I know, the term very Jewish is an oxymoron. Something either is or is not Jewish, and we all know the definitions, right? Not so fast. To be sure, many communities look to a fixed understanding of Jewishness, even if their understandings of that fixed definition differ. But given that many people ascribe Jewishness to so many practices, foods, and works of art, not to mention spiritual systems, modes of affiliation, and politics ranging from Michael Learner’s to Norman Podhoretz’, perhaps something can be experienced as very Jewish.
The July Newsmax’s article about CNN’s John King, is one of those things, and not because it describes the former Catholic’s conversion to Judaism or how he and his wife, CNN’s Dana Bash, keep a kosher home. What so Jewish is King’s approach to covering the news.


King describes being animated by three things in his thinking about how a story should be told or a guest interviewed. First, he describes his love of listening and the fact that he wants even those with whom he disagrees to make the best possible case for their side. If that isn’t a contemporary version of the Pirke Avot’s teaching which defines a wise person as one who learns from all people, I don’t know what is.

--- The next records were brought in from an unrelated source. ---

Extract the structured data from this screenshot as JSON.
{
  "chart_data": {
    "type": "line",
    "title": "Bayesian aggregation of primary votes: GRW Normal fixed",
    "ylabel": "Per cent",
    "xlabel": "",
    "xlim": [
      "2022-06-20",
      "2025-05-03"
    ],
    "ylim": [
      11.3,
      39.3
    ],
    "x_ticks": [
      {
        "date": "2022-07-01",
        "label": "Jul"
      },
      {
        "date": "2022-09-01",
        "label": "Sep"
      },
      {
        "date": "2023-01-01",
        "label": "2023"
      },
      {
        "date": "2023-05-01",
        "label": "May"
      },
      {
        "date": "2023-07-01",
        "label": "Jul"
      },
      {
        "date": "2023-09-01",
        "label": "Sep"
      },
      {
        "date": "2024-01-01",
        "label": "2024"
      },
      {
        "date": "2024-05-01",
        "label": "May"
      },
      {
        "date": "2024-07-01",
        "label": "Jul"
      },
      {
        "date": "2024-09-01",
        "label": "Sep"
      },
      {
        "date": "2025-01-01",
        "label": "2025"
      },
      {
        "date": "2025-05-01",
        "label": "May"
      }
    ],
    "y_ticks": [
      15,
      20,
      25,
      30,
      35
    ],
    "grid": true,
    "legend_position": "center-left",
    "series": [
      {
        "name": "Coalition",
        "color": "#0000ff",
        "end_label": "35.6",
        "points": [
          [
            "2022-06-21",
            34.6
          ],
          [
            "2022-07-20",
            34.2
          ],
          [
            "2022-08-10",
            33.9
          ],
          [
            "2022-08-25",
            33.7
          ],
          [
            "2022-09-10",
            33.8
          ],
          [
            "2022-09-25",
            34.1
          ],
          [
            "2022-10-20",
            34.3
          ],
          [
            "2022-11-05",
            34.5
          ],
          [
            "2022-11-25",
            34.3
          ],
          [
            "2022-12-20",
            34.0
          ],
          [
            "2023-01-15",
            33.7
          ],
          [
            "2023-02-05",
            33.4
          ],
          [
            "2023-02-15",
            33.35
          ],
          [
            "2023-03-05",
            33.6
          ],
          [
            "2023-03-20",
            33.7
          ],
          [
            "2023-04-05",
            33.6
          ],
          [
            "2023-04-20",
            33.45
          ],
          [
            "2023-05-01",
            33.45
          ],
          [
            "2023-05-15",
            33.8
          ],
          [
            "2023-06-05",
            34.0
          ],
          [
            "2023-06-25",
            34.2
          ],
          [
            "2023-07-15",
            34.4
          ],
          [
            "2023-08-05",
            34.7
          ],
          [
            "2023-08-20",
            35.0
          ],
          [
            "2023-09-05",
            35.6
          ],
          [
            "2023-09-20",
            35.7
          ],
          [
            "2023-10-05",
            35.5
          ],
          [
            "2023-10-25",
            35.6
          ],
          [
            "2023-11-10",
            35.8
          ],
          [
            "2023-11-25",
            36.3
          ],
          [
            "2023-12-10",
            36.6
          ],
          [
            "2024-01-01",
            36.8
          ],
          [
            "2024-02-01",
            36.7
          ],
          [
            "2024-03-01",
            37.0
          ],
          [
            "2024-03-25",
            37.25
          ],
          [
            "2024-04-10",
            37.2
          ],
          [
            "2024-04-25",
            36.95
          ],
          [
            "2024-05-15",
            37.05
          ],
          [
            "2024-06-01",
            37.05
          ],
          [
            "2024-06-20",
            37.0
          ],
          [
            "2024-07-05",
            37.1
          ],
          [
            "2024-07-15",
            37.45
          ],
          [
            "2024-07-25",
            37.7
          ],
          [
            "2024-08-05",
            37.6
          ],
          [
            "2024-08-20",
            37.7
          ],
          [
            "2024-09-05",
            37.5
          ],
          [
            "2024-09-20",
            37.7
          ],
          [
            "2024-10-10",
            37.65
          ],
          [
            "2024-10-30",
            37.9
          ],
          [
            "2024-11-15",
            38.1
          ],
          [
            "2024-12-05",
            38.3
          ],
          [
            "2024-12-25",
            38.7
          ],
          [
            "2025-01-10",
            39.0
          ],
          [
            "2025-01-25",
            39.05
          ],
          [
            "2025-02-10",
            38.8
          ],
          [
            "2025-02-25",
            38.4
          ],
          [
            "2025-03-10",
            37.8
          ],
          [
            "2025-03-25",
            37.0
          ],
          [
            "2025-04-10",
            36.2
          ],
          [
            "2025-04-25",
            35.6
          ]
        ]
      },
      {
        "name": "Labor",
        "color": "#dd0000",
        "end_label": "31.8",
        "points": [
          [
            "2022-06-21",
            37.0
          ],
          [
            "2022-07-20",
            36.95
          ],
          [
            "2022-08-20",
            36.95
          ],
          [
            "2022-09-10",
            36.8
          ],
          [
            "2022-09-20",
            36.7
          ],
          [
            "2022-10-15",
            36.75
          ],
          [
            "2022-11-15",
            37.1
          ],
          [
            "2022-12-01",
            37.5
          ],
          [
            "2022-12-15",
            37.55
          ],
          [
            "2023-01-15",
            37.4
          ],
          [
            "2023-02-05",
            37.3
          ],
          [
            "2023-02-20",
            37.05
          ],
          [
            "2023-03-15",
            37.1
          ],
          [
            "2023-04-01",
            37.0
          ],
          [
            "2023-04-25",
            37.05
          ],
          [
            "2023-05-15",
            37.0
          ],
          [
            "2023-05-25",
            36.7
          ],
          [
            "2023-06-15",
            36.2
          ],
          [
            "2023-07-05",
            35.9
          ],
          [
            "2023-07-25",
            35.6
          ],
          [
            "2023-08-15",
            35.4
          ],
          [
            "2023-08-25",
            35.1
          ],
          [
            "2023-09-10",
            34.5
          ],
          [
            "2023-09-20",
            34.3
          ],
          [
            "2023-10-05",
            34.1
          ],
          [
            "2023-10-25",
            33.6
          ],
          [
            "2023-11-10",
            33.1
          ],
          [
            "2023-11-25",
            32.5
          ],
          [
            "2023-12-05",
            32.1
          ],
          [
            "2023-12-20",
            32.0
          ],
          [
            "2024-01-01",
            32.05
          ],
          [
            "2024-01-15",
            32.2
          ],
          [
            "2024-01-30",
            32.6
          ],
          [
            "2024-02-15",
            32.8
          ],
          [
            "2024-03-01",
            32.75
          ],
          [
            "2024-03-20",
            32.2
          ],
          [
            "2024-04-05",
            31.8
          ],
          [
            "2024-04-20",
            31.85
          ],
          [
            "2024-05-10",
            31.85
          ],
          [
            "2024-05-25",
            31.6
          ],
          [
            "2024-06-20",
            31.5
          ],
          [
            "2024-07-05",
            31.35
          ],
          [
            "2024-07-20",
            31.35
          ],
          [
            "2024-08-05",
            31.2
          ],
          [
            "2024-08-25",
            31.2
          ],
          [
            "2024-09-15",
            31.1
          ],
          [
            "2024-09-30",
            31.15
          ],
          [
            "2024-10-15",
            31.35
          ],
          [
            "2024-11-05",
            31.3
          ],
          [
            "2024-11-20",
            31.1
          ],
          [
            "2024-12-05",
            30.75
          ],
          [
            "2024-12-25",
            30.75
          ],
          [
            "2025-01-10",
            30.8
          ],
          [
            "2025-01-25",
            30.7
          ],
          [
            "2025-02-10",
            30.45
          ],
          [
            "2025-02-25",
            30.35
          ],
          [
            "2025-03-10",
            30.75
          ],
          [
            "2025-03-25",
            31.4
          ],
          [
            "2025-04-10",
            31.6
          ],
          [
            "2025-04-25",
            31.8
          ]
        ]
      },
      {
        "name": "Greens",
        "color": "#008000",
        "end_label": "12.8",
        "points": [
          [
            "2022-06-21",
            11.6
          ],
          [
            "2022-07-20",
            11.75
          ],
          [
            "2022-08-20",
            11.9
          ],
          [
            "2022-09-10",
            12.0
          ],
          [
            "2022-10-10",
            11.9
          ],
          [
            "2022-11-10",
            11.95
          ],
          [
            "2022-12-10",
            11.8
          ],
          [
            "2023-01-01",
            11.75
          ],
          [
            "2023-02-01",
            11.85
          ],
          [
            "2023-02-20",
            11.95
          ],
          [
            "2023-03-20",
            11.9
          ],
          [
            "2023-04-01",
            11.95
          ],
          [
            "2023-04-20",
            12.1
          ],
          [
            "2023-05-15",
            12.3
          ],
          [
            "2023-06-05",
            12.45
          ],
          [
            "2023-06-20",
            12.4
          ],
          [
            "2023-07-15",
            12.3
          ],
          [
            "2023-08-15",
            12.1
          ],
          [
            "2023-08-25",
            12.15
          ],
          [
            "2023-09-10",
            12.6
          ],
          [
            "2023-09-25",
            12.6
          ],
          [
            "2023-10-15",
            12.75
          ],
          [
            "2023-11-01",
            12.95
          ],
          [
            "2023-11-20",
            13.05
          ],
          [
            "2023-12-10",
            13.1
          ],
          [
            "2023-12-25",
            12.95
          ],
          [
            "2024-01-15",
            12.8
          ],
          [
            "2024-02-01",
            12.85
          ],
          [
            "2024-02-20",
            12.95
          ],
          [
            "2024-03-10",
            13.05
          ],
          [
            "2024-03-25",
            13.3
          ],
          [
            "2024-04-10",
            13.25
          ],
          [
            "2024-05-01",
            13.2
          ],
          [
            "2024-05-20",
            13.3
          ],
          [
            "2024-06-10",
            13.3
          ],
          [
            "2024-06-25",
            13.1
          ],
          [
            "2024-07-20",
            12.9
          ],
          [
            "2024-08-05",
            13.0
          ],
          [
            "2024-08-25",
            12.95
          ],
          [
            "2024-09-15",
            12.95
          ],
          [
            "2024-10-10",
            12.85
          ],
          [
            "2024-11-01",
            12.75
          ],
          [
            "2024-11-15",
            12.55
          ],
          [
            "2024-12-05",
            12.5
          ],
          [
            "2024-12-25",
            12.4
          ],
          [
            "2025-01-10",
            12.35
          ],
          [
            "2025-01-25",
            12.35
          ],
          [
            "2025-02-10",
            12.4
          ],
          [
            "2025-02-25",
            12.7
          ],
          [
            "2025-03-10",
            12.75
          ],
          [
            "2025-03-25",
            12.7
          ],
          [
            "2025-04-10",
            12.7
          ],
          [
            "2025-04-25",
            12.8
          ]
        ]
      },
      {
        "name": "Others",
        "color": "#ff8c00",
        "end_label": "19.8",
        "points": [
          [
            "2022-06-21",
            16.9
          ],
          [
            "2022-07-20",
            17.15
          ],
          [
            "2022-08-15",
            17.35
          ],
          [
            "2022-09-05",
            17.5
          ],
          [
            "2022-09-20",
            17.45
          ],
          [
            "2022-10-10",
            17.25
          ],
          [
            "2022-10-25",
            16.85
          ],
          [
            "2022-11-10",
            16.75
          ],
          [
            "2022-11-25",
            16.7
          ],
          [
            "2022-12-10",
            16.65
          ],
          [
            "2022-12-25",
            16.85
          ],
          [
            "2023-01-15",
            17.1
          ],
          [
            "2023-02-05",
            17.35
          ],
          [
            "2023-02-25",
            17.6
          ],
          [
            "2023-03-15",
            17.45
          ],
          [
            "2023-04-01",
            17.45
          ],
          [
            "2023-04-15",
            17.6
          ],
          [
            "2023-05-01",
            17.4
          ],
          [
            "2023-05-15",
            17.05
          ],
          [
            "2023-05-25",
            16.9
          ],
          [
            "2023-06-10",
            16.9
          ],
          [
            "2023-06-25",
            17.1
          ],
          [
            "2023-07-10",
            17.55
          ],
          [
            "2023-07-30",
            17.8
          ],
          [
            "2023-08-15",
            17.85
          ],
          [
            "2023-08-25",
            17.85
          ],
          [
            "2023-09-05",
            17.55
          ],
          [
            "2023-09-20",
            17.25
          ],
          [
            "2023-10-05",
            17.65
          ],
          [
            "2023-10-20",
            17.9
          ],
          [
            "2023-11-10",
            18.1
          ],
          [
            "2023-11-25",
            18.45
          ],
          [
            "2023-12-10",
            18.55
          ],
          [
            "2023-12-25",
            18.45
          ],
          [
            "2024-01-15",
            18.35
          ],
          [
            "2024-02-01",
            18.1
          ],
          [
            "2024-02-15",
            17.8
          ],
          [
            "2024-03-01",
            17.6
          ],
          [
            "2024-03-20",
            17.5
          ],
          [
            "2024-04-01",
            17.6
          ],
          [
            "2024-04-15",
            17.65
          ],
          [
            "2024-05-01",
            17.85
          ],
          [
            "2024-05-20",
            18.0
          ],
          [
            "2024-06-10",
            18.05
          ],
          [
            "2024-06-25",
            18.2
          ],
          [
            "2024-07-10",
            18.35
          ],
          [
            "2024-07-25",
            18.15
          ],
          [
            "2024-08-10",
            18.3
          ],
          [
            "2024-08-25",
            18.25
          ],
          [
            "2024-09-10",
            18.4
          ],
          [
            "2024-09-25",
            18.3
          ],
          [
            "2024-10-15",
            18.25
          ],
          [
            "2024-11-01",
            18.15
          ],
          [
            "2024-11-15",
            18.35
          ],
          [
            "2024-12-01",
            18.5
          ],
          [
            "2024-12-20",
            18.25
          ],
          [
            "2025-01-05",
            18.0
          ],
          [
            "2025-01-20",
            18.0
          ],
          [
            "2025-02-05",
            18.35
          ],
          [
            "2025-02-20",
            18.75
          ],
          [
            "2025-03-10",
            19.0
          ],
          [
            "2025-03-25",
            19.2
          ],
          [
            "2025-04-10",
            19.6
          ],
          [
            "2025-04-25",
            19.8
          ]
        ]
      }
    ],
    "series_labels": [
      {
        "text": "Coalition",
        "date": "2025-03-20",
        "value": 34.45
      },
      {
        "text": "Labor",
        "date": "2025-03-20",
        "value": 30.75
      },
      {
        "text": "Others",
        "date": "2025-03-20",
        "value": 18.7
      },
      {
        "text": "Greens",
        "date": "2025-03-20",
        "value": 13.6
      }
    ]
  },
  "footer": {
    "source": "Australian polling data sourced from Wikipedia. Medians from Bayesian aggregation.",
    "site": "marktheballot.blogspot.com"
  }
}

The article quotes King as saying that he wants “everybody who has a legitimate stake in an issue (to) have their say.” It’s as if he is incorporating one of the chief operating principles of the Talmud onto a nightly news show! The vast majority of the Talmud is unresolved controversy, which can be messy, but it sure goes to great lengths to give voice to many stakeholders. And while that may make the show itself messy, it’s a great deal more like the Talmud than the usual fare on other cable news shows.
Finally, King describes what a gift it is to learn. That love of learning – the pursuit of wisdom about the most important issues of the day, has been perhaps the animating principle of great Jewish thinkers from the ancient sages to Maimonides to the great scholars of more recent times. All, like John King, reveled in the gift of learning.
Now I don’t pretend that these values are not found in other traditions – in fact they are. But to miss the celebration of these values in an article which plays up King’s Jewishness, would be to miss the forest for the trees and the depth of John King’s Jewishness for a particular practice, kahsrut, however precious it may be.